Let $M$ be a smooth manifold and $\Delta_M=\{(p,p)\,\vert\, p\in M\}$ be the diagonal of $M$. Then $\Delta_M$ is a submanifold of $M\times M$.
I have proved this by showing that $\mathscr{i}:M\to M\times M,\, \mathscr{i}(p)=(p,p)$ is an embedding. Otherwise it also shouldn't be difficult to show that it has the submanifold property (i.e. we have adapted coordinates at every point). However, I came across a different argument:
For $(\varphi,V)$ chart around $p\in M$ consider $f:V\times V \to \mathbb{R}^n,\,f(p,p')=\varphi(p)-\varphi(p')$ which is a submersion. Locally we then have $\Delta_M=f^{-1}(0)$ and consequently it's a submanifold of $M\times M$.

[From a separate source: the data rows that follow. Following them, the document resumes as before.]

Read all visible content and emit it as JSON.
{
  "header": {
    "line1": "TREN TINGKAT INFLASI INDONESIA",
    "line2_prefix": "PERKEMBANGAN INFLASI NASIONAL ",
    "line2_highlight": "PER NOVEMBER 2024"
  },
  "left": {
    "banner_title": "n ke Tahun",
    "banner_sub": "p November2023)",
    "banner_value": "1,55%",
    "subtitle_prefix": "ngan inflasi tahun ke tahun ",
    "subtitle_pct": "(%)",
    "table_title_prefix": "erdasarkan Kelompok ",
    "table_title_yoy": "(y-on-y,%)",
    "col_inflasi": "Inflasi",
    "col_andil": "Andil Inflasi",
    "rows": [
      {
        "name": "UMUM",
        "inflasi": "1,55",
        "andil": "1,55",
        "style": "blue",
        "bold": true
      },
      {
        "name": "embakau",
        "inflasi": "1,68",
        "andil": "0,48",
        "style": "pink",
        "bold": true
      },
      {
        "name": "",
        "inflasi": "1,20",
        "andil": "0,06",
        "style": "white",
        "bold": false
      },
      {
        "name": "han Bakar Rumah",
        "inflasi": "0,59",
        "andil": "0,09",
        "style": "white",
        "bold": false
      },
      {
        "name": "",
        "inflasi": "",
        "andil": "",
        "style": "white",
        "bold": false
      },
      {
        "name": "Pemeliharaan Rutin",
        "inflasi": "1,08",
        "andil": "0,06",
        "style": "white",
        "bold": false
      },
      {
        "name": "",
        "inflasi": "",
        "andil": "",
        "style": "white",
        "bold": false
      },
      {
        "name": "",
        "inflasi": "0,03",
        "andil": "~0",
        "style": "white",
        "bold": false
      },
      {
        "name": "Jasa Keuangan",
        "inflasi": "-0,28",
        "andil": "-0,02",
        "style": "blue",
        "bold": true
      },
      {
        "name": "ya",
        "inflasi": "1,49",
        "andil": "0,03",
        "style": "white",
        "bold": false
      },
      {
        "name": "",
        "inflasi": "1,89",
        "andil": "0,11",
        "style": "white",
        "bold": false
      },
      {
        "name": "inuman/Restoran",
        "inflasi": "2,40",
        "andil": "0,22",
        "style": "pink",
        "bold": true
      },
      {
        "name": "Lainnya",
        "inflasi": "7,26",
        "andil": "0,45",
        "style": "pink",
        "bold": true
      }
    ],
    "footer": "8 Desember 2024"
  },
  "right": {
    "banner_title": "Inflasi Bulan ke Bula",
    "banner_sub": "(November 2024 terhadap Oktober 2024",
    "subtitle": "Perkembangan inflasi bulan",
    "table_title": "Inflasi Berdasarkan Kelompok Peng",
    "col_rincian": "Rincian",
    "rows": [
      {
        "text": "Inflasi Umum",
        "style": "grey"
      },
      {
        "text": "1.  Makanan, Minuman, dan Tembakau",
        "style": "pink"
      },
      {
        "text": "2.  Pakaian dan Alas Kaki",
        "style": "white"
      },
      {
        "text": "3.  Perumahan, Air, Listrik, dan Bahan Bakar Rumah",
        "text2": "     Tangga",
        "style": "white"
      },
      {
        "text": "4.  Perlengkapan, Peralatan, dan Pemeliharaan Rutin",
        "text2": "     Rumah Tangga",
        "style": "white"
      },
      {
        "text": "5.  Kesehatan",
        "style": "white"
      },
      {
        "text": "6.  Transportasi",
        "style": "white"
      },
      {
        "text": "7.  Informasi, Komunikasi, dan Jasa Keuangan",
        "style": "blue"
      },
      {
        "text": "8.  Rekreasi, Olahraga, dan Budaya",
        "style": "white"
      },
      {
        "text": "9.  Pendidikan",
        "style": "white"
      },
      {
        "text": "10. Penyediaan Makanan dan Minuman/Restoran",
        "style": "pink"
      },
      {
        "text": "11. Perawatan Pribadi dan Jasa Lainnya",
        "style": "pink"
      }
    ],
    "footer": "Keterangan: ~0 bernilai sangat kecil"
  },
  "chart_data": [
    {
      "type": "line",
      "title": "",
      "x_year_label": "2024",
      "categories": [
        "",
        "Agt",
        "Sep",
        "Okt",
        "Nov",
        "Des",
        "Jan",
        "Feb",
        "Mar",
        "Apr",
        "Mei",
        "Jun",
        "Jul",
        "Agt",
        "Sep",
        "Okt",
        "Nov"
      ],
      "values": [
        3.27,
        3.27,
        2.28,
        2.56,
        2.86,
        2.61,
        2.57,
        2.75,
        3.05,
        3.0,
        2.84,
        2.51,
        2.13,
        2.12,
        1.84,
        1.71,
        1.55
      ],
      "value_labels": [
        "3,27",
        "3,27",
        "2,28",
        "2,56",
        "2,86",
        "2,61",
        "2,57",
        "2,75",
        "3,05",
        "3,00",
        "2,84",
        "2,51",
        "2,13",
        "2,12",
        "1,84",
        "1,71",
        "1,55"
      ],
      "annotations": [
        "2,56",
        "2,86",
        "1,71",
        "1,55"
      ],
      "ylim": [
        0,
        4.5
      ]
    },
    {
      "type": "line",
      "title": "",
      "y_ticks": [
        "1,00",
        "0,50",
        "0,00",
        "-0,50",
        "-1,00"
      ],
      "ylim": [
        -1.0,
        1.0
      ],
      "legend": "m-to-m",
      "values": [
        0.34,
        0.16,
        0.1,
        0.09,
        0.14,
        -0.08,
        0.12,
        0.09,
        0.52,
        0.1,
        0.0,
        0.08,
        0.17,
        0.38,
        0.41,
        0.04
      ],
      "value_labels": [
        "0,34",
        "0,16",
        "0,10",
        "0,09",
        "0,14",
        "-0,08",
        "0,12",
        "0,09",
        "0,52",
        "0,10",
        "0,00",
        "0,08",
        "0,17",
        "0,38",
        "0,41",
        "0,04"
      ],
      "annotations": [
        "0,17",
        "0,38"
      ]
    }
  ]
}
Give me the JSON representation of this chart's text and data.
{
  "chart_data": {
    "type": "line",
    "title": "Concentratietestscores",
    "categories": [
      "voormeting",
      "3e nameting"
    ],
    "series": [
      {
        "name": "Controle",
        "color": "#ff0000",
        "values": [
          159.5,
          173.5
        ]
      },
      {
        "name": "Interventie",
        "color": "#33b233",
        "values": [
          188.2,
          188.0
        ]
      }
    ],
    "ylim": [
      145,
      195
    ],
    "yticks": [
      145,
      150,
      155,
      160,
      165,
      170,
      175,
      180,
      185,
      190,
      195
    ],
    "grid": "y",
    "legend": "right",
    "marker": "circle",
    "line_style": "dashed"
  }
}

I know for a smooth map between manifolds $f:N\to M$ with constant rank on $N$ that $f^{-1}(q)$ is a closed submanifold of $M$, but I haven't figured out how this above condition is compatible. [I suspect that the argument isn't too complicated]
This is quite reminiscent of the definition of submanifolds in $\mathbb{R}^n$ and that's what leads me to believe that we have this local zero set description for submanifolds in a general way. So my question is actually more general.